Despite that profound conviction, he is very aware that the wider world is increasingly sceptical of the Church and its teaching.

“Recently it has been a pretty hostile environment and I think we can expect more of that in future,” he said. “I think that it will test our Faith but it will also test our skill because we need to find a way to protect ourselves yet still make a contribution to the common good. You may have to take some tactical adjustments or think pragmatically in order to protect yourself and the Church but we must never lose sight of engagement with the wider world.”

That hostility to religion seems a long way from the world the archbishop-elect grew up in.

“The world then was much more supportive to religious vision,” he reflected. “Even if it wasn’t a Catholic religious vision that was round about us, it was still a Christian religious vision.  The world nowadays is not supportive, and young families are particularly under strain and at risk.”

It is this conviction of the importance of the Christian vision of the family that underpinned the Catholic bishops’ opposition to Scottish Government plans to legalise same-sex ‘marriage.’

“I think it is the most important moral and social policy decision since abortion,” he said quietly. “And I think the Church was quiet at the abortion act, it was persuaded that it wouldn’t be that bad, and so we got on the front foot pretty quickly this time. Though the government invited us to and we did it, we were asked to respond and we did, in a way that was clear and measured, and was not meant to cause offence.”

The political row over same-sex ‘marriage’ threatened to engulf the archbishop-elect personally, when a video of him commenting on the death of the late MP David Cairns emerged, an incident he clearly regrets.
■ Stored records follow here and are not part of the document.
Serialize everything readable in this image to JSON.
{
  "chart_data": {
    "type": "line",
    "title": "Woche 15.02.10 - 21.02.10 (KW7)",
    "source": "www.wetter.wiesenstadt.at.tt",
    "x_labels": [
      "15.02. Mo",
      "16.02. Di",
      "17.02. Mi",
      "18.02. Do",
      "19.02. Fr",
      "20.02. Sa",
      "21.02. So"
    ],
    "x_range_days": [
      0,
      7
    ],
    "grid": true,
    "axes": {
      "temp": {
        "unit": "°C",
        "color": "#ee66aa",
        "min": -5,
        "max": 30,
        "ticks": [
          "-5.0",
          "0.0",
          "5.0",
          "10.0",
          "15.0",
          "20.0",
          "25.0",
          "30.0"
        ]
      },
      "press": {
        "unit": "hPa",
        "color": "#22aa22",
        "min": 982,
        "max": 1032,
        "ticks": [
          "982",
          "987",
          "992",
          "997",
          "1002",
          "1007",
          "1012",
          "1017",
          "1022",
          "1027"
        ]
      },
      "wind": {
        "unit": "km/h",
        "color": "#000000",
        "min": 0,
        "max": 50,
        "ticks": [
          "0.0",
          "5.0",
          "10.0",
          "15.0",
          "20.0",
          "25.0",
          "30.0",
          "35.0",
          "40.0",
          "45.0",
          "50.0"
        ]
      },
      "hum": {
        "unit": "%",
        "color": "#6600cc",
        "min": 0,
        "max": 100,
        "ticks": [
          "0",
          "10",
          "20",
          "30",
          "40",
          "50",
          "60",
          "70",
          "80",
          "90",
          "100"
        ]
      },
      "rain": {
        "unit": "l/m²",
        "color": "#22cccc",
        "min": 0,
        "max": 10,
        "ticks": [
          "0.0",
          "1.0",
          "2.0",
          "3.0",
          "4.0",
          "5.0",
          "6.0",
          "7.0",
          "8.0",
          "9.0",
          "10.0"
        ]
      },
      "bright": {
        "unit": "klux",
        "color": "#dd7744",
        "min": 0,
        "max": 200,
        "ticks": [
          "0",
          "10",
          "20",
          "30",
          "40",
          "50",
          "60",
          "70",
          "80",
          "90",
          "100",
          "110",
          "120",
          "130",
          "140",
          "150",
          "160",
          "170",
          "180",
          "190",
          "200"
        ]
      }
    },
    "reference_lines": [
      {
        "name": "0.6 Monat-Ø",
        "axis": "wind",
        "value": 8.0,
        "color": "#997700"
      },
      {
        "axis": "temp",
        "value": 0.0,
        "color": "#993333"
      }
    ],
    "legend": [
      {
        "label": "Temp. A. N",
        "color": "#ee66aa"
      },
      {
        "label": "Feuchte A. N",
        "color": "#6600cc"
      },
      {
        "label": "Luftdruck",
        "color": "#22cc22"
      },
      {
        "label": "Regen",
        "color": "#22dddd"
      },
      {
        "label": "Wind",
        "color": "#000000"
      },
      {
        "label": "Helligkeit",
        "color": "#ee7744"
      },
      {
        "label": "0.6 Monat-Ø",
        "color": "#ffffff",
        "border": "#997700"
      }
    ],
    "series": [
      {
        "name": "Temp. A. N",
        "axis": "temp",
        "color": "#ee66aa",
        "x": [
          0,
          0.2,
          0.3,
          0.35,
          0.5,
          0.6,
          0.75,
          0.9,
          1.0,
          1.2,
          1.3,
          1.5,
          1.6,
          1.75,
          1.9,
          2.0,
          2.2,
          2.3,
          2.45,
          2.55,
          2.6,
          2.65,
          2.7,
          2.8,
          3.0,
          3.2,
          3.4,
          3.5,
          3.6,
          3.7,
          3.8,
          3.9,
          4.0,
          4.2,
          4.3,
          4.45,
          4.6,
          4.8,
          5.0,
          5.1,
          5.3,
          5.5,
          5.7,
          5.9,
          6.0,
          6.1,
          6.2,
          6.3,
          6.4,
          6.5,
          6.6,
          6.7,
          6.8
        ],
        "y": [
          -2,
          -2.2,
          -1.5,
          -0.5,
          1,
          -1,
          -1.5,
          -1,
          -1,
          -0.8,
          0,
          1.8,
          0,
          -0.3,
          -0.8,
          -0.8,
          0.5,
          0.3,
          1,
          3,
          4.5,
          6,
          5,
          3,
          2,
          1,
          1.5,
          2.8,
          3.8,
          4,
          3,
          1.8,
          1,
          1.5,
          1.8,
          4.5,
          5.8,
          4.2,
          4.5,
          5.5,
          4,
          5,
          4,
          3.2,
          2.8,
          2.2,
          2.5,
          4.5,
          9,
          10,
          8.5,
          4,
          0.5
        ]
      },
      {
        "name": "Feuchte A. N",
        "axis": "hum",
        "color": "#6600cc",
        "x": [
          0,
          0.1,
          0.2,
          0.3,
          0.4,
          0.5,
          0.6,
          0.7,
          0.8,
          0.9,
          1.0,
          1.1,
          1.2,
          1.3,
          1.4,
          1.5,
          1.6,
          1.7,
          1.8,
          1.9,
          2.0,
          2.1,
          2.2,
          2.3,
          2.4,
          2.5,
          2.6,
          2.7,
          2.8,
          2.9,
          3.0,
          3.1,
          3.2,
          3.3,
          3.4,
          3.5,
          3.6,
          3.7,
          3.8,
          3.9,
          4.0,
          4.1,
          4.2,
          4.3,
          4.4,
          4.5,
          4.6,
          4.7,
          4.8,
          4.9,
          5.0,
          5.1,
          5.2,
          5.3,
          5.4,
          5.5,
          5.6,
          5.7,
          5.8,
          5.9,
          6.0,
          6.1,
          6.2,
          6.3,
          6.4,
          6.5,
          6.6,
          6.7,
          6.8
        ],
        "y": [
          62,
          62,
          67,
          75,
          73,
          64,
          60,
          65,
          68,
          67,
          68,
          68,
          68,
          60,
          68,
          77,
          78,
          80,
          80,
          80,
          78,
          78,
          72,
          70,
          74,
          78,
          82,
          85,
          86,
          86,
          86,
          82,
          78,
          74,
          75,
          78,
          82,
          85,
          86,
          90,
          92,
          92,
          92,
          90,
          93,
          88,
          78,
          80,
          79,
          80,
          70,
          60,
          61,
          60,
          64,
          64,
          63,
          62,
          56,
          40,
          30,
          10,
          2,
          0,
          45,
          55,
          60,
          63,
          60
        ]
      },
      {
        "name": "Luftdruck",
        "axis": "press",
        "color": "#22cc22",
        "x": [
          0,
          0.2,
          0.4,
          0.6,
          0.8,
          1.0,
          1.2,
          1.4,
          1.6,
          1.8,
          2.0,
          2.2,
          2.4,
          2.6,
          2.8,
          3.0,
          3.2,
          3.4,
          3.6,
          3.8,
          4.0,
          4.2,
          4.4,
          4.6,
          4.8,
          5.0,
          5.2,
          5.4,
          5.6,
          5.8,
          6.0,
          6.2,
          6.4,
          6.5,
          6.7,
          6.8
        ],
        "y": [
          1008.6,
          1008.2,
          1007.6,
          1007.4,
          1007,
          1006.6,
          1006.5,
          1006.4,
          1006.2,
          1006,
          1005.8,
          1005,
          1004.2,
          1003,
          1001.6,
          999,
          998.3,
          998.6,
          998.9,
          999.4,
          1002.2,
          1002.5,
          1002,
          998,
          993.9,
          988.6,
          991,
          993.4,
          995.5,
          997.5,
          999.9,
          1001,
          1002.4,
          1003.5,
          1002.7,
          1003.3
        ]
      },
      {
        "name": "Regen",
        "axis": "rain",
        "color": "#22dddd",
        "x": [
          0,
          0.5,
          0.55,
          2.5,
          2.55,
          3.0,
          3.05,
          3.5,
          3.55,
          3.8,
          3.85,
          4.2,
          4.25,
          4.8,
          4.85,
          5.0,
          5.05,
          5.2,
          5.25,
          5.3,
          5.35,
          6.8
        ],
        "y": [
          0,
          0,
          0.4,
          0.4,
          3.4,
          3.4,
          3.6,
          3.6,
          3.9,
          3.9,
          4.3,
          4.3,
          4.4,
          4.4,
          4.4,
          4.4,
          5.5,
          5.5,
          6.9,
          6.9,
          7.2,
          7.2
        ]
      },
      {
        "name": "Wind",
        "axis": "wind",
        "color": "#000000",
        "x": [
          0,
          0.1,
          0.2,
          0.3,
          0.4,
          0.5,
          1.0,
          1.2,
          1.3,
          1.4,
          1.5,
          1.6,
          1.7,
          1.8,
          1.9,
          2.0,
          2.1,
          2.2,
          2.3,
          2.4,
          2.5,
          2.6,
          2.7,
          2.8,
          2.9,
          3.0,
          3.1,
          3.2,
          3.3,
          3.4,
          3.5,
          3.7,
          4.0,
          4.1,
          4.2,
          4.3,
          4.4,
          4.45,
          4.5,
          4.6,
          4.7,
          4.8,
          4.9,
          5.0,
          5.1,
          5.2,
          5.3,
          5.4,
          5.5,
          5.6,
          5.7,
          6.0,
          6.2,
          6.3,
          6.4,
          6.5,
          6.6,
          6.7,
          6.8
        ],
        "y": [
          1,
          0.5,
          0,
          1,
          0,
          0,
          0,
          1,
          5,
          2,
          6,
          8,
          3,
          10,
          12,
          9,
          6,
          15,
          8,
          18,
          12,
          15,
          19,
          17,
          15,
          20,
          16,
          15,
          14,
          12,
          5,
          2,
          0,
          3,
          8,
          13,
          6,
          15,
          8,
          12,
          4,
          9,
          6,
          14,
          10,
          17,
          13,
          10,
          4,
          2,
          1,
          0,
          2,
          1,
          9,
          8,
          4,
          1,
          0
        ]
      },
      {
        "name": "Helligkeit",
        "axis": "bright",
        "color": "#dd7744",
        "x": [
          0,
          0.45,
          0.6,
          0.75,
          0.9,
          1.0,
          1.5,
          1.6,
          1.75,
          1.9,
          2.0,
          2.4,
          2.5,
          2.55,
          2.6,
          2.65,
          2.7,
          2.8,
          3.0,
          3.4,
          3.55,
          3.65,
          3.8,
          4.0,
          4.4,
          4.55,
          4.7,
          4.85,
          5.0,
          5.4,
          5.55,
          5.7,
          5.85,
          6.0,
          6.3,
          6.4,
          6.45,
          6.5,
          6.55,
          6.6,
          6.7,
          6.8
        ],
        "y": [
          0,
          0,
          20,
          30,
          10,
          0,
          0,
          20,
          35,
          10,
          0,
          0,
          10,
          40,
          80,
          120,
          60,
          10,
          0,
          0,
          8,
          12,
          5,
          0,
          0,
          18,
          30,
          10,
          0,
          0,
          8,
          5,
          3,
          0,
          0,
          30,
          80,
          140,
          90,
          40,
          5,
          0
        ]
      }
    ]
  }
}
“It was an unguarded moment, an indiscretion, possibly I thought the occasion was more intimate that it was,” he said.

The media furore that came out of that was clearly difficult for him

“I am basically a reserved person, I don’t enjoy seeing my name or picture,” he said. “My real desire is to just quietly support the Catholic community.”

As he looks forward to becoming Archbishop of Glasgow he admitted to having doubts.

“Being kind of reserved about things, there is a natural kind of reticence and respect for something quite sacred and challenging, and apprehension at moving out of your comfort zone as well as the natural sense of unworthiness you should always feel when being asked by God to do something,” he said.

In the end he finds solace in the eternal nature of the Faith.

“John Paul II said we should use the Word of Jesus, and at my best I do that, I think: ‘do not be afraid I am with you always till the end of time,’” he said. “That has to be the prism out of which we see the world, a vision of hope. The Cross is always going to be part of the life of the Church but the Cross itself is what gives us hope.”